Failure Modes and Analysis

Detailed trace studies reveal dominant failure axes:

• Delegation errors: Omission, insufficient context, premature, or poorly sequenced delegation is a primary error source—models repeatedly delegate before preconditions exist, with missing or misbound parameters.
• Tool parameterization errors: Model outputs often contain correct high-level intent but incorrect or default parameter values (wrong enums, status, relationships, assignment semantics), leading to silent propagation of semantic errors in downstream state.
• Chain-position fragility: Downstream agents (e.g., knowledge base specialists) fail disproportionately, owing to compounded upstream error, incomplete handoff, or instruction loss across roles.
• Approval-specific deficiencies: Models demonstrate weak decision commitment, especially open-source ones (e.g., MiMo-V2-Flash in approval settings)—some enter pathological document-reading loops, dramatically increasing context and failing to emit terminal decisions.
• Small model interface weakness: Smaller models (e.g., Qwen3.5-9B) often fail at tool-execution transition, defaulting to schema listing without progressing to action, or emitting pseudo-invocations in place of executable tool calls.

Implications and Future Directions

Practical Impact

The empirical bottlenecks identified by EntCollabBench have concrete ramifications for deploying agentic systems in enterprise:

• Naive "all-in-one" prototypes do not transfer to real multi-role, access-controlled settings.
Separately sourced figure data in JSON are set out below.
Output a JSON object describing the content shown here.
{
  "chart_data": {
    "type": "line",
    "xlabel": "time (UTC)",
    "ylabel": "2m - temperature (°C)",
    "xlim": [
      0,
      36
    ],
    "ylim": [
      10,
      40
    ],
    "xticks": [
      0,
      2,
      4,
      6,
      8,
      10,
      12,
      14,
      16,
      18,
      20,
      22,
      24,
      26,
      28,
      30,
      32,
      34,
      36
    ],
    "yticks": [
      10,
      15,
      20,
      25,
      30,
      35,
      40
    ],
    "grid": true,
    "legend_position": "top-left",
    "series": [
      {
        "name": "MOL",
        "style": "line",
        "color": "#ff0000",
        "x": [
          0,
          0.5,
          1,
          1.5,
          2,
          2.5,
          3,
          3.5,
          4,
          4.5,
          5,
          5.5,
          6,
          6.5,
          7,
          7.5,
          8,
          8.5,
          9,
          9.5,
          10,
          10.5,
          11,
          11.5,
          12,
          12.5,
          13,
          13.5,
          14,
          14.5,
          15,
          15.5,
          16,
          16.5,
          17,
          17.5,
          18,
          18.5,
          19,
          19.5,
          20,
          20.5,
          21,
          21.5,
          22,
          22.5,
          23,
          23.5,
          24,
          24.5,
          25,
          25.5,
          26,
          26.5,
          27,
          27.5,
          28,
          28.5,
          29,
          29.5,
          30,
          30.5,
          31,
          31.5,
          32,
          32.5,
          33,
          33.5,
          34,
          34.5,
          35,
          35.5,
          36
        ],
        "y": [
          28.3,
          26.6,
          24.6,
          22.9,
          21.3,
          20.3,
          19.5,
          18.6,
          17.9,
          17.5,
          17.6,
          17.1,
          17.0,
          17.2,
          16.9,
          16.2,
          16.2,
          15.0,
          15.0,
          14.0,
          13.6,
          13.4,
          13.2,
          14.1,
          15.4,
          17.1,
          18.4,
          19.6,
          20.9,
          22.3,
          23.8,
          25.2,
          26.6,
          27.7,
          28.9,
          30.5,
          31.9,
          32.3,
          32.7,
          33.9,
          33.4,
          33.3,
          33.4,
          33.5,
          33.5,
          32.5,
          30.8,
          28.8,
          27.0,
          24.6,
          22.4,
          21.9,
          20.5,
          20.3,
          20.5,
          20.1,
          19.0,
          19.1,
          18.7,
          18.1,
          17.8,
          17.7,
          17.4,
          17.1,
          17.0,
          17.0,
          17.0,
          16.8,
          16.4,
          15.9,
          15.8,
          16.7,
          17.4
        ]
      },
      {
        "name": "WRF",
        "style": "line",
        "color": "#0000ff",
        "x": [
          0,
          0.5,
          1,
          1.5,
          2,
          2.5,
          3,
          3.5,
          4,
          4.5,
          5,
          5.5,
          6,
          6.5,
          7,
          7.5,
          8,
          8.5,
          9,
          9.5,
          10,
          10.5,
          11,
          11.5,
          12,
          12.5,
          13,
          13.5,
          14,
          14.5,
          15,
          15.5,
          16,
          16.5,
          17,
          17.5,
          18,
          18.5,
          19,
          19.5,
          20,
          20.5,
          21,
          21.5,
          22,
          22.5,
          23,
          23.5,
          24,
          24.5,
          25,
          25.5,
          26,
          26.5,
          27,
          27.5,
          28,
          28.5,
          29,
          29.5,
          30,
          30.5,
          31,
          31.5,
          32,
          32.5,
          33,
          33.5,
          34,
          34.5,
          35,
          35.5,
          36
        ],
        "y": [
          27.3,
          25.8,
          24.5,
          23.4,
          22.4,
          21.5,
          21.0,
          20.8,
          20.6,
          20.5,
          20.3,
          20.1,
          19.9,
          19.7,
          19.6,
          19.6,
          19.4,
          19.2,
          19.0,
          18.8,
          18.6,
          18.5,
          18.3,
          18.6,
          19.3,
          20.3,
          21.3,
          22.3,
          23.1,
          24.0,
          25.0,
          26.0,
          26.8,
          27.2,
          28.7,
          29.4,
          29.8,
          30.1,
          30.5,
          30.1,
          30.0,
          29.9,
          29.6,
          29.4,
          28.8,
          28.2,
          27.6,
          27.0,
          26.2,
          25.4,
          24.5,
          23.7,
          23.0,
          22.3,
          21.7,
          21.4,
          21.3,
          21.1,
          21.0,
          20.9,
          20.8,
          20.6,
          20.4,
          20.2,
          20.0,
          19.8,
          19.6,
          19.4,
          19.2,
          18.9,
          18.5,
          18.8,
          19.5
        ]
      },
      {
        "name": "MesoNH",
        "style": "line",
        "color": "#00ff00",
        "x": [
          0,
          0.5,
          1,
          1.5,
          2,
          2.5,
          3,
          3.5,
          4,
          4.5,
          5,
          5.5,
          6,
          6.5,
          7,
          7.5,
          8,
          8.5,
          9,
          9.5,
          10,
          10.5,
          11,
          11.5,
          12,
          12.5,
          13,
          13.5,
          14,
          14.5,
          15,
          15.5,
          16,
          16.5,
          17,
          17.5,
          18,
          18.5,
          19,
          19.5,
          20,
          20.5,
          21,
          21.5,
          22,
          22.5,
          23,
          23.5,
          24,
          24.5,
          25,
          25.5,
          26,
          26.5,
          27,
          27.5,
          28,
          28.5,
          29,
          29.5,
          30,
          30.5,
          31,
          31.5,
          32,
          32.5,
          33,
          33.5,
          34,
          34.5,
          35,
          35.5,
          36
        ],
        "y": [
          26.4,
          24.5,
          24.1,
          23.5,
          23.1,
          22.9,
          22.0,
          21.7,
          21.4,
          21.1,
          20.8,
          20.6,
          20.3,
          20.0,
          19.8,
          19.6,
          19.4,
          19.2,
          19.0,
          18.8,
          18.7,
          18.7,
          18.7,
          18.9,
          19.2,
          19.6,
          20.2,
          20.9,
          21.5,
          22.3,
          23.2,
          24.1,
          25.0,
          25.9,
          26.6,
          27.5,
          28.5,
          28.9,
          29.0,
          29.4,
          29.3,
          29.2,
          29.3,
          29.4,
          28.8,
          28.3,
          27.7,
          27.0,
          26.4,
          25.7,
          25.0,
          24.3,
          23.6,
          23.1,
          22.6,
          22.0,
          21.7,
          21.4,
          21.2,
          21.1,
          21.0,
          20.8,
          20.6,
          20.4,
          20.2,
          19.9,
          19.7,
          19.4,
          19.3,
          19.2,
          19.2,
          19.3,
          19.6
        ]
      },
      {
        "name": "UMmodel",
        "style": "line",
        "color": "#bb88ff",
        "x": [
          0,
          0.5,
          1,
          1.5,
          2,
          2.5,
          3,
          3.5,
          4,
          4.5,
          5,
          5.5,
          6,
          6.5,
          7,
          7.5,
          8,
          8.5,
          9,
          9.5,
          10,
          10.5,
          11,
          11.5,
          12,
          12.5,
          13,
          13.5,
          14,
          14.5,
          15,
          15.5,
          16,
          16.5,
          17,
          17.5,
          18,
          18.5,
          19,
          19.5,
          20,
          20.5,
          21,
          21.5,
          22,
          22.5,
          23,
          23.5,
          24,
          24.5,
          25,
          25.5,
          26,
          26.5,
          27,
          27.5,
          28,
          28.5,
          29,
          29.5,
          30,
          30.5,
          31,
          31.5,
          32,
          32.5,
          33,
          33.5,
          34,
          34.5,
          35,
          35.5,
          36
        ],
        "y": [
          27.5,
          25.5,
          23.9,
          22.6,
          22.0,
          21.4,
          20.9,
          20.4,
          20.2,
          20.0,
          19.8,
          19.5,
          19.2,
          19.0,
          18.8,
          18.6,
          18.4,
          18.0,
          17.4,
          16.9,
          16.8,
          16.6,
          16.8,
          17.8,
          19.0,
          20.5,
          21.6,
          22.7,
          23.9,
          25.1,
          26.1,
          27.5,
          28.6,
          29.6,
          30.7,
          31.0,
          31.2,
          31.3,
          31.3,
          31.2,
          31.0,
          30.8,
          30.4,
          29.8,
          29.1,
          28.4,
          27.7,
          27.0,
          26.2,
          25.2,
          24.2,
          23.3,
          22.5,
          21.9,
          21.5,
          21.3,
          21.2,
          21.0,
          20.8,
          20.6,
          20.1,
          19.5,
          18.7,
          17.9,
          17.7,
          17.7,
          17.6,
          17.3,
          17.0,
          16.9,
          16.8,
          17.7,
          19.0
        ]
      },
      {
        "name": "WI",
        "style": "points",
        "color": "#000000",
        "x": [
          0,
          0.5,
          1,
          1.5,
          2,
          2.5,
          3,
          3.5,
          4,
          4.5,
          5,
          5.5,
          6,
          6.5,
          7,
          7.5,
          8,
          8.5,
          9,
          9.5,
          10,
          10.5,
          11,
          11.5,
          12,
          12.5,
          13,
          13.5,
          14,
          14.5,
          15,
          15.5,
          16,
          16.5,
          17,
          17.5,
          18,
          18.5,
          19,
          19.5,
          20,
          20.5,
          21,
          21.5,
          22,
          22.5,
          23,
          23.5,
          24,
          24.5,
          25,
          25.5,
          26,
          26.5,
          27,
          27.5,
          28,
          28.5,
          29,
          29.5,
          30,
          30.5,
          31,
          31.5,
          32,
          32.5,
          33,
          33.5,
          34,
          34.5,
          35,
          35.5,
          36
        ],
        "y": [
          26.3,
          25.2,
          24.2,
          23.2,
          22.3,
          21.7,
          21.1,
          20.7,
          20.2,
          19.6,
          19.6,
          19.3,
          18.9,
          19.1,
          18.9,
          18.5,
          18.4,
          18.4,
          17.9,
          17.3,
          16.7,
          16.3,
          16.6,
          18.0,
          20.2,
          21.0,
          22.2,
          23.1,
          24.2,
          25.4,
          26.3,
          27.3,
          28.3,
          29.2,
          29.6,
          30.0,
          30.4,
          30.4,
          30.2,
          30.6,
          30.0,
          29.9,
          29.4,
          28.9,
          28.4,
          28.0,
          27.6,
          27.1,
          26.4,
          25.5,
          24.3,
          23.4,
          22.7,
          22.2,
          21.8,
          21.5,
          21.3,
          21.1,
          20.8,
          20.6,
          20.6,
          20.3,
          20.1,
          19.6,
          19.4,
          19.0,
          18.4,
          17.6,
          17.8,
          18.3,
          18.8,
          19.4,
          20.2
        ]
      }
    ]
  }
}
Effective real-world automation demands strong delegation, precise permission handling, and robust context management at both the operational and reasoning interface.
• Inadequacy of surface-level tool invocation benchmarking: The bottleneck lies not in tool exposure, but in multi-hop parameter and responsibility alignment.
• Coordination cost may scale nonlinearly: Robustness can be purchased at prohibitive context and communication cost, raising concerns for both scalability and usability.

Theoretical Significance

EntCollabBench concretizes multi-agent, multi-role planning as a sequential, stateful collaboration challenge, exposing the necessity for advances in:

• Explicit planning and memory management: Models require advances in memory summarization, context compression, and stateful responsibility transfer to scale reliably.
• Explicit protocol schema handling: Tool and delegation interfaces must be treated as first-class citizens, with systematic grounding and enforcement of parameter semantics.
• Adaptive cost-quality control: Balancing correctness and communication overhead will become critical.

Future Prospects

Closing the observed accuracy gap will likely require architectural innovation beyond mere scaling. Potential directions include:

• Hierarchical planning modules with explicit role and delegation reasoning.
• Hybrid neural/symbolic delegation and parameter-validation systems.
• Advanced interface co-design between business system APIs and LLM-action realization modules. Furthermore, integrating real-time learning from failed execution traces and environment-driven repair/replanning is essential for further improvements.

Conclusion

EntCollabBench marks a significant advance in the empirical study of multi-agent LLM systems under enterprise constraints. By moving beyond single-agent, globally-permissive evaluation paradigms, it enables precise diagnosis of the current limitations in routing, delegation, parameter grounding, and workflow closure present in existing foundation models. Objective, trace-based, and policy-grounded evaluation offers actionable directions for both algorithmic and systems research, laying the groundwork for future robust agentic orchestration in complex organizational environments.